Edebiyatın okulu değil atmosferi olur – Röportaj: BÜŞRA YILDIRIM

Edebiyat için “Anlamaktan yahut anlaşılmaktan ziyade, anlamaya çalışmaktır.” “Edebiyat, bir yalandan ibarettir; hangi yazar daha kaliteli yalan söylüyorsa onu okuruz.” gibi tanımlar yapılıyor.
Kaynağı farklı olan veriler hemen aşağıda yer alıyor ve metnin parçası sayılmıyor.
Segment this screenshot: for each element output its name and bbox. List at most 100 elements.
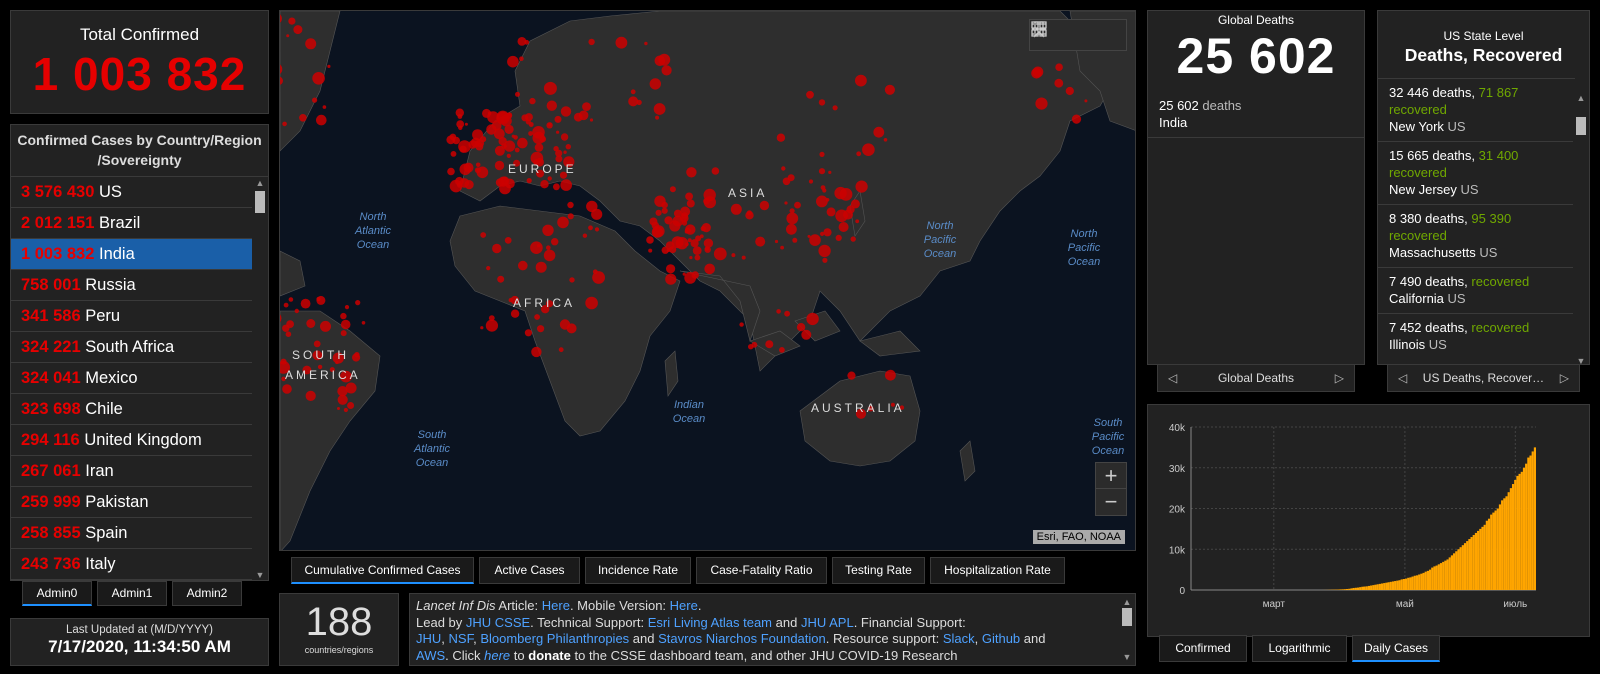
map-attribution[interactable]: Esri, FAO, NOAA — [1032, 530, 1125, 544]
case-marker[interactable] — [653, 103, 666, 115]
case-marker[interactable] — [546, 122, 553, 129]
case-marker[interactable] — [792, 237, 798, 243]
case-marker[interactable] — [648, 248, 653, 253]
case-marker[interactable] — [686, 167, 697, 178]
case-marker[interactable] — [543, 249, 556, 262]
case-marker[interactable] — [305, 390, 316, 401]
case-marker[interactable] — [806, 312, 819, 326]
tab-chart-confirmed[interactable]: Confirmed — [1159, 635, 1247, 662]
case-marker[interactable] — [684, 272, 697, 284]
case-marker[interactable] — [787, 174, 795, 182]
case-marker[interactable] — [514, 147, 520, 153]
case-marker[interactable] — [305, 38, 317, 50]
case-marker[interactable] — [751, 341, 758, 348]
tab-testing-rate[interactable]: Testing Rate — [832, 557, 925, 584]
prev-arrow-icon[interactable]: ◁ — [1168, 365, 1177, 391]
case-marker[interactable] — [745, 211, 754, 220]
case-marker[interactable] — [855, 180, 868, 193]
jhu-apl-link[interactable]: JHU APL — [801, 615, 854, 630]
country-row[interactable]: 267 061 Iran — [11, 456, 252, 487]
case-marker[interactable] — [559, 319, 571, 330]
country-row[interactable]: 2 012 151 Brazil — [11, 208, 252, 239]
case-marker[interactable] — [755, 236, 766, 247]
case-marker[interactable] — [293, 25, 303, 35]
mobile-version-link[interactable]: Here — [670, 598, 698, 613]
global-deaths-item[interactable]: 25 602 deaths India — [1148, 85, 1364, 138]
case-marker[interactable] — [327, 64, 331, 68]
case-marker[interactable] — [526, 178, 532, 184]
case-marker[interactable] — [537, 325, 545, 333]
case-marker[interactable] — [592, 271, 605, 284]
case-marker[interactable] — [316, 296, 321, 302]
world-map[interactable]: EUROPE ASIA AFRICA AUSTRALIA SOUTH AMERI… — [279, 10, 1136, 551]
case-marker[interactable] — [554, 115, 562, 123]
case-marker[interactable] — [685, 192, 693, 201]
case-marker[interactable] — [486, 266, 491, 271]
case-marker[interactable] — [285, 331, 292, 338]
stavros-niarchos-link[interactable]: Stavros Niarchos Foundation — [658, 631, 826, 646]
case-marker[interactable] — [808, 179, 814, 184]
case-marker[interactable] — [556, 130, 560, 134]
case-marker[interactable] — [534, 143, 544, 152]
tab-admin1[interactable]: Admin1 — [97, 581, 167, 606]
case-marker[interactable] — [759, 200, 770, 211]
case-marker[interactable] — [546, 245, 551, 250]
case-marker[interactable] — [283, 302, 289, 308]
scroll-up-icon[interactable]: ▲ — [1573, 93, 1589, 103]
case-marker[interactable] — [480, 232, 487, 238]
case-marker[interactable] — [343, 407, 348, 413]
country-row[interactable]: 758 001 Russia — [11, 270, 252, 301]
case-marker[interactable] — [452, 136, 460, 145]
case-marker[interactable] — [480, 136, 487, 143]
case-marker[interactable] — [806, 90, 814, 99]
scroll-up-icon[interactable]: ▲ — [252, 178, 268, 188]
case-marker[interactable] — [689, 256, 693, 260]
case-marker[interactable] — [666, 264, 676, 274]
case-marker[interactable] — [818, 168, 826, 175]
tab-admin2[interactable]: Admin2 — [172, 581, 242, 606]
us-state-row[interactable]: 32 446 deaths, 71 867 recovered New York … — [1378, 78, 1575, 141]
legend-list-icon[interactable] — [1032, 23, 1087, 44]
case-marker[interactable] — [532, 131, 545, 145]
case-marker[interactable] — [682, 272, 686, 276]
case-marker[interactable] — [781, 166, 786, 171]
case-marker[interactable] — [1065, 86, 1074, 96]
tab-chart-logarithmic[interactable]: Logarithmic — [1252, 635, 1347, 662]
country-row[interactable]: 324 221 South Africa — [11, 332, 252, 363]
case-marker[interactable] — [818, 244, 831, 258]
case-marker[interactable] — [582, 102, 591, 111]
case-marker[interactable] — [801, 329, 812, 340]
case-marker[interactable] — [542, 224, 554, 236]
jhu-link[interactable]: JHU — [416, 631, 441, 646]
case-marker[interactable] — [458, 125, 463, 130]
case-marker[interactable] — [630, 89, 636, 95]
case-marker[interactable] — [534, 314, 540, 320]
case-marker[interactable] — [553, 183, 560, 191]
scroll-down-icon[interactable]: ▼ — [1119, 649, 1135, 666]
case-marker[interactable] — [565, 144, 571, 150]
case-marker[interactable] — [569, 277, 575, 283]
case-marker[interactable] — [340, 330, 347, 337]
case-marker[interactable] — [352, 353, 361, 362]
tab-admin0[interactable]: Admin0 — [22, 581, 92, 606]
case-marker[interactable] — [786, 212, 799, 225]
case-marker[interactable] — [524, 39, 530, 45]
case-marker[interactable] — [884, 84, 896, 95]
country-list-scrollbar[interactable]: ▲ ▼ — [252, 178, 268, 580]
us-state-row[interactable]: 15 665 deaths, 31 400 recovered New Jerse… — [1378, 141, 1575, 204]
case-marker[interactable] — [776, 133, 786, 142]
case-marker[interactable] — [517, 137, 528, 149]
nsf-link[interactable]: NSF — [449, 631, 474, 646]
case-marker[interactable] — [818, 99, 826, 106]
case-marker[interactable] — [355, 300, 361, 306]
case-marker[interactable] — [780, 245, 784, 250]
case-marker[interactable] — [862, 143, 875, 156]
case-marker[interactable] — [683, 218, 687, 223]
case-marker[interactable] — [497, 275, 505, 283]
country-row[interactable]: 243 736 Italy — [11, 549, 252, 580]
case-marker[interactable] — [498, 137, 507, 146]
case-marker[interactable] — [784, 201, 788, 205]
case-marker[interactable] — [340, 319, 351, 330]
case-marker[interactable] — [655, 209, 662, 216]
case-marker[interactable] — [464, 122, 468, 126]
Sizce edebiyat nedir, hayatın neresindedir?

“Edebiyat hayatın neresindedir?”sorusu bana Aşık Dertli’yi hatırlattı. Dertli’ ye saz çalmak şeytan işidir, demişler de “İçinde mi, dışında mı burgusunun başında mı, göğsünün nakışında mı? Şeytan bunun neresinde?” diye cevap vermiş. Edebiyat hayatın bir parçası değil, bizatihi kendisidir. Belki de bir tereddüttür hayatın karşısında duyulan. Bir duraksamadır, hızla akıp geçeni fark etmek için. Yalan mıdır, evet, Picasso’nun söylediği gibi hakikate taşıyan bir yalan. Yalan dünya, demiyor muyuz biz de. Yalan dünya taşımıyor mu bizi gerçek dünyaya?

Yazmanın yolu okumadan geçer diyoruz, okumaları nasıl yapmalıyız? “Okumanın sırları nedir” diye soracak olursak ne dersiniz?
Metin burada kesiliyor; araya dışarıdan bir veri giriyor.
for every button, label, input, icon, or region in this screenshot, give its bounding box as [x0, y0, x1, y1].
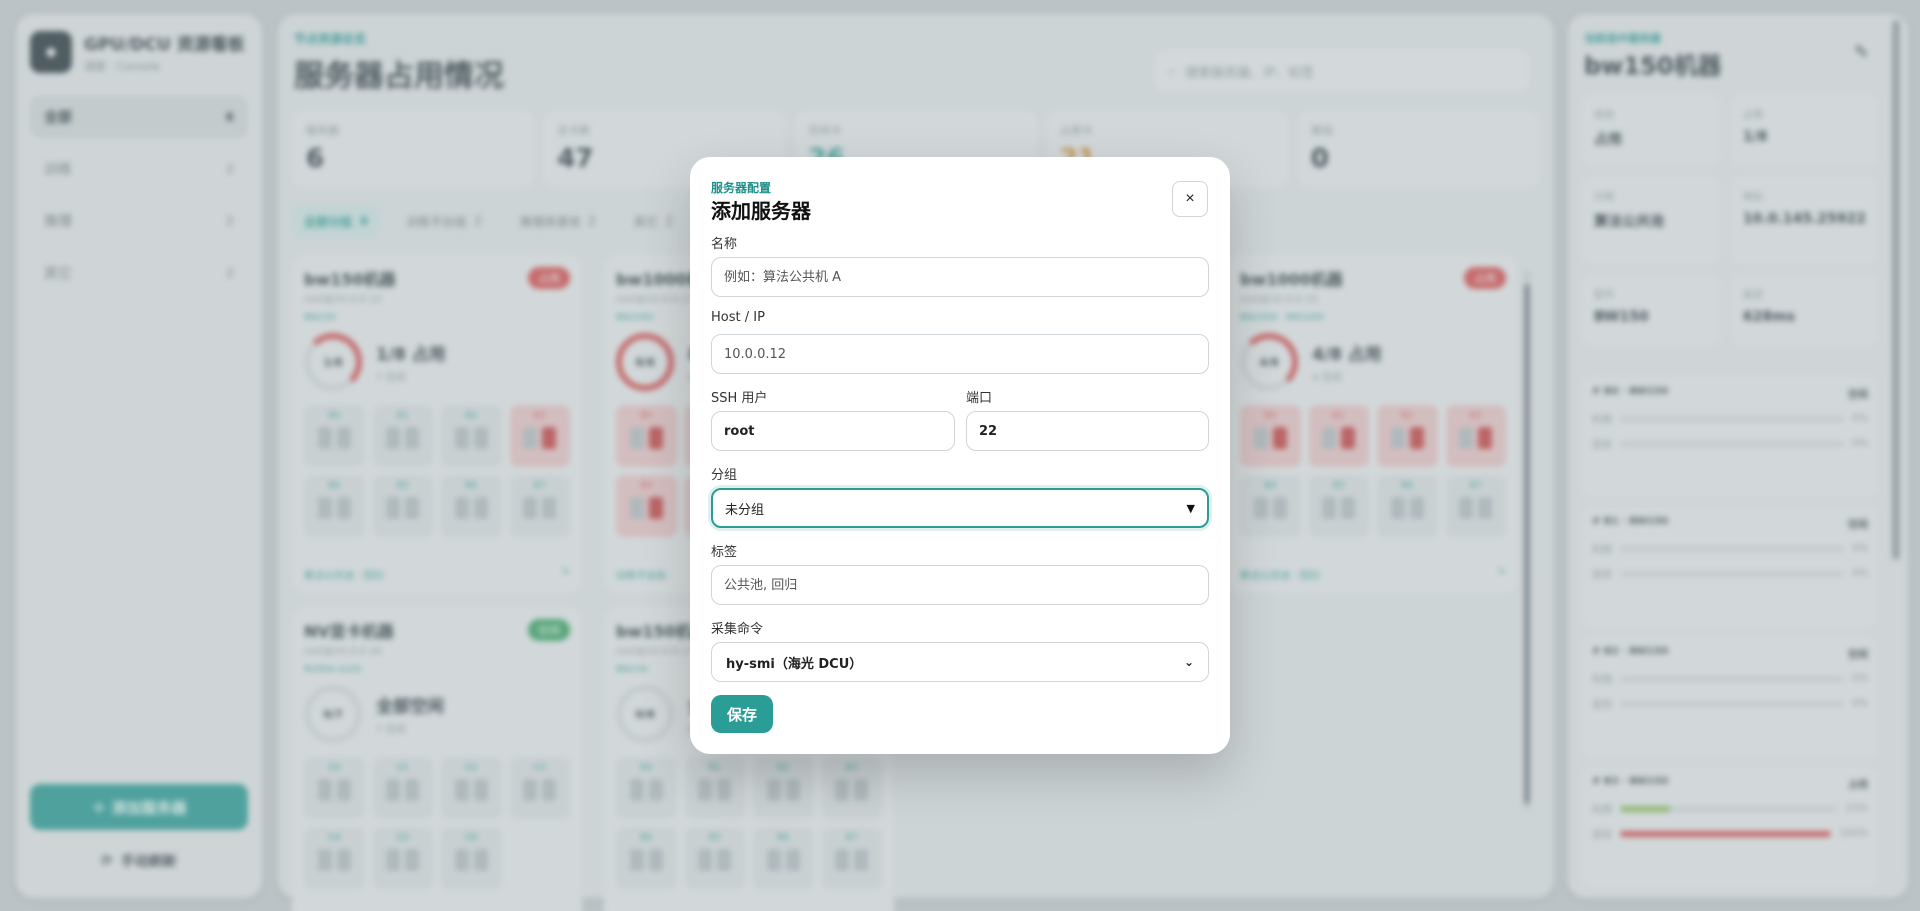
name-field-group: 名称	[711, 233, 1209, 297]
add-server-dialog: 服务器配置 添加服务器 × 名称 Host / IP SSH 用户 端口 分组 …	[690, 157, 1230, 754]
caret-down-icon: ▼	[1186, 501, 1195, 515]
group-select[interactable]: 未分组 ▼	[711, 488, 1209, 528]
tags-label: 标签	[711, 545, 738, 560]
host-input[interactable]	[711, 334, 1209, 374]
collect-command-value: hy-smi（海光 DCU）	[726, 656, 863, 672]
port-input[interactable]	[966, 411, 1209, 451]
close-icon: ×	[1185, 190, 1195, 207]
collect-command-label: 采集命令	[711, 622, 764, 637]
group-select-value: 未分组	[725, 502, 765, 518]
dialog-title: 添加服务器	[711, 199, 811, 223]
chevron-down-icon: ⌄	[1183, 655, 1194, 669]
ssh-user-field-group: SSH 用户	[711, 387, 955, 451]
port-label: 端口	[966, 391, 993, 406]
dialog-eyebrow: 服务器配置	[711, 181, 772, 195]
close-button[interactable]: ×	[1172, 181, 1208, 217]
name-input[interactable]	[711, 257, 1209, 297]
name-label: 名称	[711, 237, 738, 252]
host-field-group: Host / IP	[711, 310, 1209, 374]
save-button[interactable]: 保存	[711, 695, 773, 733]
collect-command-field-group: 采集命令 hy-smi（海光 DCU） ⌄	[711, 618, 1209, 682]
group-label: 分组	[711, 468, 738, 483]
collect-command-select[interactable]: hy-smi（海光 DCU） ⌄	[711, 642, 1209, 682]
tags-input[interactable]	[711, 565, 1209, 605]
host-label: Host / IP	[711, 310, 765, 325]
port-field-group: 端口	[966, 387, 1209, 451]
ssh-user-label: SSH 用户	[711, 391, 768, 406]
ssh-user-input[interactable]	[711, 411, 955, 451]
tags-field-group: 标签	[711, 541, 1209, 605]
group-field-group: 分组 未分组 ▼	[711, 464, 1209, 528]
Öncelikle okuyacağımız kitabı seçebilmeliyiz. Bir kitabı satın almakla seçmek arasında büyük bir fark vardır. İkincisi hızlı okumanın “okumamak” demek olduğunu dikkate alarak her kitaba okunmak için hak ettiği zamanı tanımalıyız. Üçüncüsü bazı kitapları yalnız bir kere değil birkaç defa okuyarak, ilk okumalarımızda nüfuz edemediğimiz alanlara girmeliyiz. Dördüncüsü, okurken tefekkür ederek düşünce meyvelerimizi toplamalıyız her sayfadan. Beşincisi, okuyup yoğurduğumuz satırlardan bize kalanları bir köşeye not etmeliyiz. Altıncısı, okuduğumuz kitaplar arasında köprüler kurarak daha geniş bir anlam alanı açmalıyız hafızamızda.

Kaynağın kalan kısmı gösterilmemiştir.